The
Okhotsk Plate is a continental tectonic plate covering the Sea of Okhotsk,
the Kamchatka Peninsula, and Eastern Japan. It was considered a part of the
North American Plate, but recent studies show that it is an independent plate.
It is bounded on the north by the North American Plate, on the east by the Pacific
Plate at the Kuril-Kamchatka Trench and the Japan Trench, on the south by the
Philippine Plate at the Nankai Trough, on the west by the Eurasian Plate, and
possibly on the southwest by the Amurian Plate. (See The
Russian peninsula Kamchatka is not American).
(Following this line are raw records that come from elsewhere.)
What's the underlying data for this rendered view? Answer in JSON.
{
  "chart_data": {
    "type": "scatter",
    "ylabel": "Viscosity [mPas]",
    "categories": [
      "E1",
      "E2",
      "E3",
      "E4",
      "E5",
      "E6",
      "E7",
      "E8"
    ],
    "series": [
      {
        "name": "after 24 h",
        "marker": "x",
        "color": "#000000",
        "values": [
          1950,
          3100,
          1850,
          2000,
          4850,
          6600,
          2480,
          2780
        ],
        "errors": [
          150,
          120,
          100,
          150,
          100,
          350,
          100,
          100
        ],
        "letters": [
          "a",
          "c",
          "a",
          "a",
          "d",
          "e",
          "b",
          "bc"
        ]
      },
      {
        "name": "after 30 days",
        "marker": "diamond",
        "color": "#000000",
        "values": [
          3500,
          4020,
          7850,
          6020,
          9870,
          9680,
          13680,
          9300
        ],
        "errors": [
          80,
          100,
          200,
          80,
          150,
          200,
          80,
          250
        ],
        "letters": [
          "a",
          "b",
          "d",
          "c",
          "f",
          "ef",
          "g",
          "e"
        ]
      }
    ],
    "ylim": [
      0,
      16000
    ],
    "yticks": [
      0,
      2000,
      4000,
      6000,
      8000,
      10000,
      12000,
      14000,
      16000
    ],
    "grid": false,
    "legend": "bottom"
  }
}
The location of the Okhotsk-Eurasia
boundary is poorly constrained. The Okhotsk plate is being compressed and extruded
from between North America and Eurasia.
The Cenozoic Moma rift system is a major tectonic feature in northeast Russia. It is composed of a series of basins (Selennyakh, Kyrin, Lower Moma, Upper Moma, etc.) filled with up to one km thick and bounded by the Chersky Range (up to 3100 m high) on the southwest and the Moma Range (up to 2400 m high) on the northeast. Northeast of the Moma Range is the Indigirka-Zyryanka foreland basin, composed of thick, up to 2.5 km, Eocene, Oligocene, and Miocene coal-bearing sequences, while on the southwestern side of the Chersky Range there are a number of piedmont basins (Tuostakh, Upper Adycha, Derbeke, etc.) containing up to several hundred meters of Miocene and Oligocene coal-bearing deposits. The intracontinental Moma rift system developed in the Late Miocene-Middle Pleistocene and has lost its activity by now and it is not involved in the formation of seismogenic structures of the region.